Discussie over het positivisme

Inhoudsopgave
1 Inleiding
2 Vervaets brief aan de KNAW van 28 april 2006
3 Vervaets brief aan de KNAW van 20 november 2006

1 Inleiding
Op 28 april 2006 heeft dr. Ewald Vervaet het bestuur van de Koninklijke Nederlandse Academie van Wetenschappen (KNAW) verzocht een discussie te openen over het positivisme in het algemeen en over de positivistische psychologie in het bijzonder. Klikt u hier voor die brief.
Dat verzoek wordt begeleid door het artikel ‘Het positivisme en zijn ongeldigheid’. Klikt u hier voor dat artikel.

Vervaets verzoek wordt door zes hoogleraren aanbevolen en door 37 academici die geen hoogleraar zijn, ondersteund.
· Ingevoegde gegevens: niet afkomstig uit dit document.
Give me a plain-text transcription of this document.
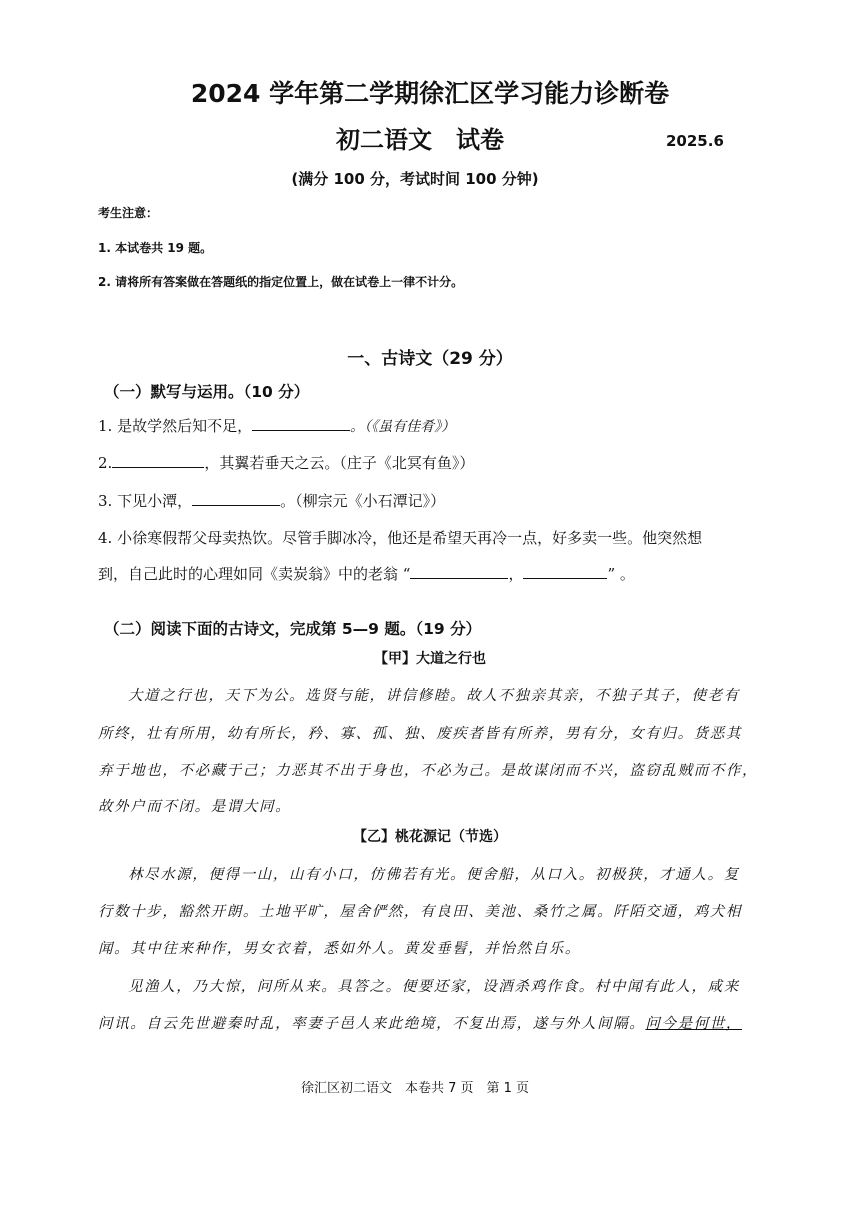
2024 学年第二学期徐汇区学习能力诊断卷
初二语文　试卷	2025.6
(满分 100 分，考试时间 100 分钟)
考生注意：
1. 本试卷共 19 题。
2. 请将所有答案做在答题纸的指定位置上，做在试卷上一律不计分。
一、古诗文（29 分）
（一）默写与运用。（10 分）
1. 是故学然后知不足，	。（《虽有佳肴》）
2.	，其翼若垂天之云。（庄子《北冥有鱼》）
3. 下见小潭，	。（柳宗元《小石潭记》）
4. 小徐寒假帮父母卖热饮。尽管手脚冰冷，他还是希望天再冷一点，好多卖一些。他突然想
到，自己此时的心理如同《卖炭翁》中的老翁 “	，	” 。
（二）阅读下面的古诗文，完成第 5—9 题。（19 分）
【甲】大道之行也
大道之行也，天下为公。选贤与能，讲信修睦。故人不独亲其亲，不独子其子，使老有
所终，壮有所用，幼有所长，矜、寡、孤、独、废疾者皆有所养，男有分，女有归。货恶其
弃于地也，不必藏于己；力恶其不出于身也，不必为己。是故谋闭而不兴，盗窃乱贼而不作，
故外户而不闭。是谓大同。
【乙】桃花源记（节选）
林尽水源，便得一山，山有小口，仿佛若有光。便舍船，从口入。初极狭，才通人。复
行数十步，豁然开朗。土地平旷，屋舍俨然，有良田、美池、桑竹之属。阡陌交通，鸡犬相
闻。其中往来种作，男女衣着，悉如外人。黄发垂髫，并怡然自乐。
见渔人，乃大惊，问所从来。具答之。便要还家，设酒杀鸡作食。村中闻有此人，咸来
问讯。自云先世避秦时乱，率妻子邑人来此绝境，不复出焉，遂与外人间隔。问今是何世，
徐汇区初二语文　本卷共 7 页　第 1 页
Dat laatste geldt ook voor enkele belasting-betalende niet-academici. Klikt u hier voor beide brieven.
Als u Vervaets verzoek ook wilt ondersteunen, kunt u hem dat laten weten op ever524@kpnmail.nl.

In Trouw heeft een kort artikel gestaan, dat vooral gaat over enkele van de vele maatschappelijke consekwenties van het positivisme: ‘We slaan door in onze cijfergekte’. Klikt u hier voor dat artikel.
Aan het slot van dat artikel kunt u doorklikken naar het Trouw-artikel ‘Cijfers maken het leven niet veiliger’ van de criminoloog drs. Frans Kets over het positivisme bij de politie.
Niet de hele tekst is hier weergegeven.